La seconde salve fut, en plus d'être humiliante, parfaitement inattendue, elle avait de l'encre, et cette dernière se retrouva sur son visage, Jean eut le réflexe de fermer les yeux mais malheureusement il ne le fit pas assez vite et il se retrouva aveuglé. Il entendit Zofia s'éloigner, ses pas résonnant dans la salle. Si elle pensait avoir la situation sous contrôle, elle se trompait lourdement, le coup avait certes pénétré la peau, mais le gilet tactique avait grandement atténué l'impact, gilet qui comportait une arme des plus puissantes entre les mains d'un expert. Jean se prépara à se saisir de la lampe torche d'une main tout en essuyant ses yeux de l'autre. Zofia prit la parole, exprimant sa surprise d'être prise pour cible. Jean n'en pouvait plus, elle osait presque nier, il allait la dépouiller de ses entrailles si elle pensait s'en sortir aussi facilement.
Jean savait qu'il ne mettrait pas longtemps à recouvrer la vue, il entama d'essuyer son visage en gardant genou à terre, prenant une posture moins agressive, il planta ses yeux marrons pleins de haine dans ceux de Zofia, quand il pensait qu'elle niait presque son implication. Sa colère obscurcissant son jugement, la voix qui lui disait que quelque chose ne tournait pas rond était étouffée par son désir de vengeance. Il réfléchit vite, il ne devait pas lui laisser le temps de réfléchir sur la meilleure manière de l'achever. Jean fit un peu bouger son bras droit et son omoplate se fit douloureuse, mais il pourrait le supporter.

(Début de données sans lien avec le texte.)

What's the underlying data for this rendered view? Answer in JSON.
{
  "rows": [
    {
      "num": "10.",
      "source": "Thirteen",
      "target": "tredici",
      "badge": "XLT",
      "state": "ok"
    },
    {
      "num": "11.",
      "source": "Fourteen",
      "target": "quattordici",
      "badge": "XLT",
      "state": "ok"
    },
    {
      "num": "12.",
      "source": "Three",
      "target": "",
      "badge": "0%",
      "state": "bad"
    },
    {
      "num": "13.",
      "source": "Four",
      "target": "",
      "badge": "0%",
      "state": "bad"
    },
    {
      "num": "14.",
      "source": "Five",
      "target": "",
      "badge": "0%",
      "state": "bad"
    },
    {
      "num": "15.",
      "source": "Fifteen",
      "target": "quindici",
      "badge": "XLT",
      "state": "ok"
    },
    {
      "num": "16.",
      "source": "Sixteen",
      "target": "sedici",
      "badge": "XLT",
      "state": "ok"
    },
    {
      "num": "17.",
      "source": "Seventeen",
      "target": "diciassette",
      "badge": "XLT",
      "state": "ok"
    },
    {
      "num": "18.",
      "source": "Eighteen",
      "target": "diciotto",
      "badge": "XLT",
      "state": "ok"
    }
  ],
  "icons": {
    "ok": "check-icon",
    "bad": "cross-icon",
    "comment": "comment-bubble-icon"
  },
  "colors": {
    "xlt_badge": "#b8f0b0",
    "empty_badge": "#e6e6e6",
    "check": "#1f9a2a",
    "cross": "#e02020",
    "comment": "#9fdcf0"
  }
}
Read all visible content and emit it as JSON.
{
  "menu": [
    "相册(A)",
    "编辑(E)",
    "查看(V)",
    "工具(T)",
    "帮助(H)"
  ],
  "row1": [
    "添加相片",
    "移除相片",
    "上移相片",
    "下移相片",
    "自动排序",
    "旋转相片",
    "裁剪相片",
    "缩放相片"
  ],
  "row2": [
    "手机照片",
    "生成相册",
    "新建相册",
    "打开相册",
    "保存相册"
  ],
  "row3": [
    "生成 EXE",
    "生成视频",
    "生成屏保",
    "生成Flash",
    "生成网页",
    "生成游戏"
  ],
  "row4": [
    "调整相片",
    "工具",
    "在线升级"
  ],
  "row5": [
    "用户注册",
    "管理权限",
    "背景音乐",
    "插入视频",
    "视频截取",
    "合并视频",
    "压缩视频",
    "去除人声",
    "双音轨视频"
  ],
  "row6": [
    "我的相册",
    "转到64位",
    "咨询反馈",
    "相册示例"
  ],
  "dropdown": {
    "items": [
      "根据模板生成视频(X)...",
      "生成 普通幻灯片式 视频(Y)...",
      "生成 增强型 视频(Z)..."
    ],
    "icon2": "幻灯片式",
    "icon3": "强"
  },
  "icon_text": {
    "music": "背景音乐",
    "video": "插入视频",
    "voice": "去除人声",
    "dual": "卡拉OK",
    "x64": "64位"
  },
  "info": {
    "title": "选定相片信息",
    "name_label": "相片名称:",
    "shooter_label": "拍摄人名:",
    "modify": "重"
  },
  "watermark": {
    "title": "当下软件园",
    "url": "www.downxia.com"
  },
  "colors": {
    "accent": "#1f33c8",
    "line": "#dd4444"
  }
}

-N'essaye pas de me prendre pour un idiot, la pieuvre. Je sait que c'est toi qui as enlevé mon fils, et qui as tué ma femme, toi et ce salopard de Igor, mes condoléances ceci-dit en passant. Je savait qu'il était trop bête pour opérer seul, et ton identité est sur les rapports, comme il ne savait rien, j'en déduit que tu es le cerveau de l'opération.

Jean se propulsa tel un boulet de canon en avant en braquant sa Maglite dans les yeux de don adversaire, la puissante ampoule projeta sa vive lumière droit vers le visage de Zofia, Jean se jeta ensuite en avant pour plaquer Zofia, il brandit ensuite la maglite bien haut, ampoule toujours rivée vers son visage, prêt à la frapper.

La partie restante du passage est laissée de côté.